Yargıtay üyelerinde bile fikir ayrılığına sebep olan olay, 19 Ocak 2010’da Bursa’da yaşandı. İddiaya göre, 20 yıllık evli olan bir kişi, karısının ısrarı üzerine Toplu Konut İdaresi’nden (TOKİ) bir daire satın aldı. Dairenin taksitini ödemekte zorlanan koca, karısından kolundaki bileziklerle, boynundaki kolyeyi istedi.
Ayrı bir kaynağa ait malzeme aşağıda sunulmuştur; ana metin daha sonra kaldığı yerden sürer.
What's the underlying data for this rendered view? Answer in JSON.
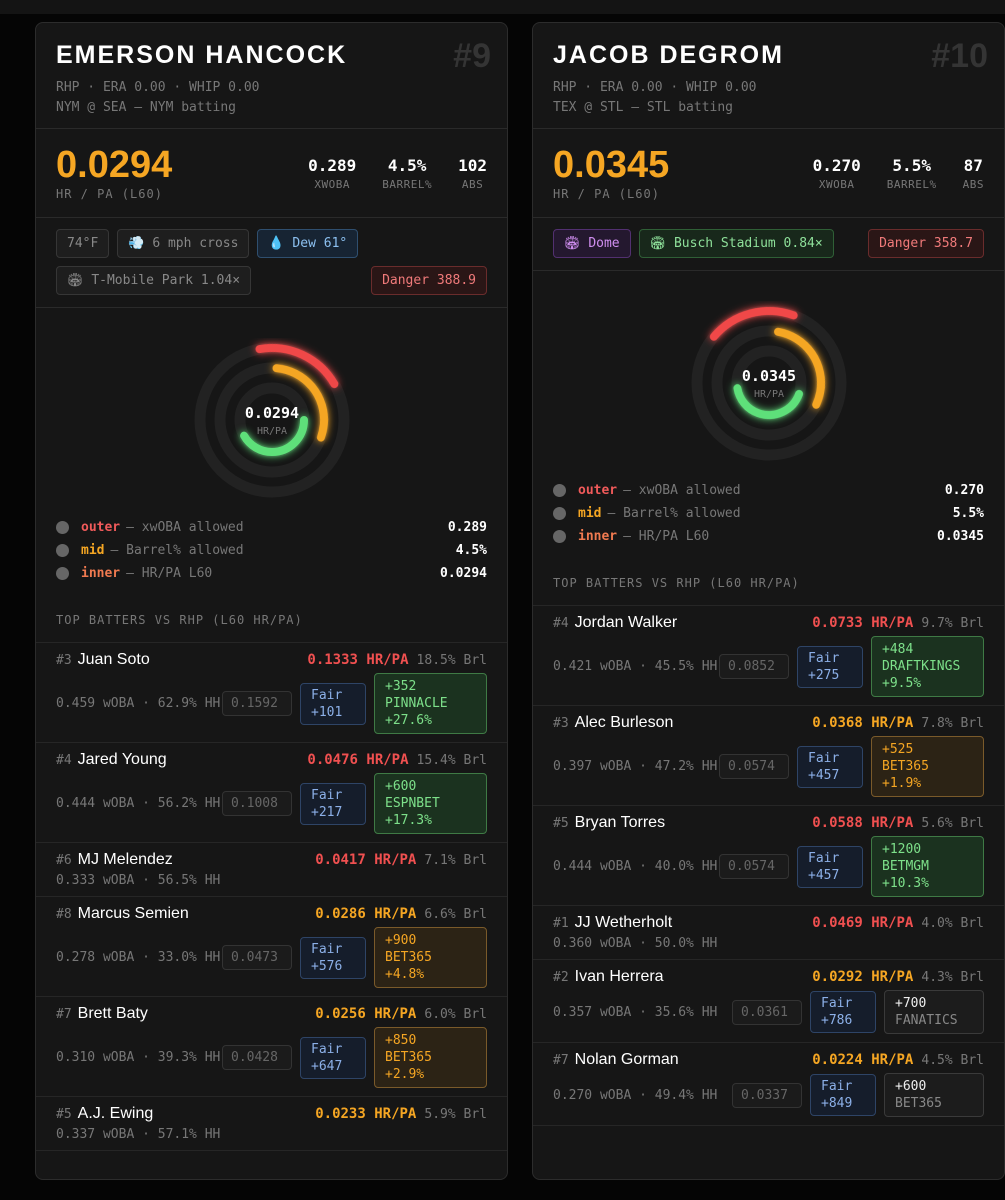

Genç kadın, ziynet eşyalarını vermeyince olanlar oldu.
ÖLÜMLE TEHDİT ETTİ
Taksit günü geçmesine rağmen parayı ödeyemeyen adam, pense ile ölümle tehdit ettiği karısının kolundaki üç adet bileziği keserek aldı. Karısının boynundaki altın kolyeyi de alan adam eşinin şikayeti üzerine gözaltına alındı. Yaralanan kadın ise hastaneye kaldırıldı.
EMSAL OLACAK KARAR
Yargılama sürecinde kadının şikayetinden vazgeçmesine rağmen mahkeme, ‘gasp’ suçunu işlediği gerekçesiyle sanık kocayı 5 yıl hapis cezasına çarptırdı. Temyiz edilen karar Yargıtay 6. Ceza Dairesi’nce onandı. Devreye giren Yargıtay Cumhuriyet Başsavcılığı, olayın gasp değil ‘hırsızlık ve tehdit’ suçu olduğu gerekçesiyle onama kararına itiraz etti. İtiraz üzerine dosya Yargıtay Ceza Genel Kurulu emsal bir karara imza attı. Kurul, olay sonrasında boşanan ve yargılama sürecinde yeniden evlenen çiftin kız ve erkek çocuklarının gözü önünde cereyan eden olayın ‘yağma’ suçunun oluşturduğuna hükmetti. Yargıtay tarafından onanan emsal kararla, karısının rızası olmadan ziynet eşyasına el koyan kocaya ‘yağma’ suçundan yargılanmasının önü açılmış oldu.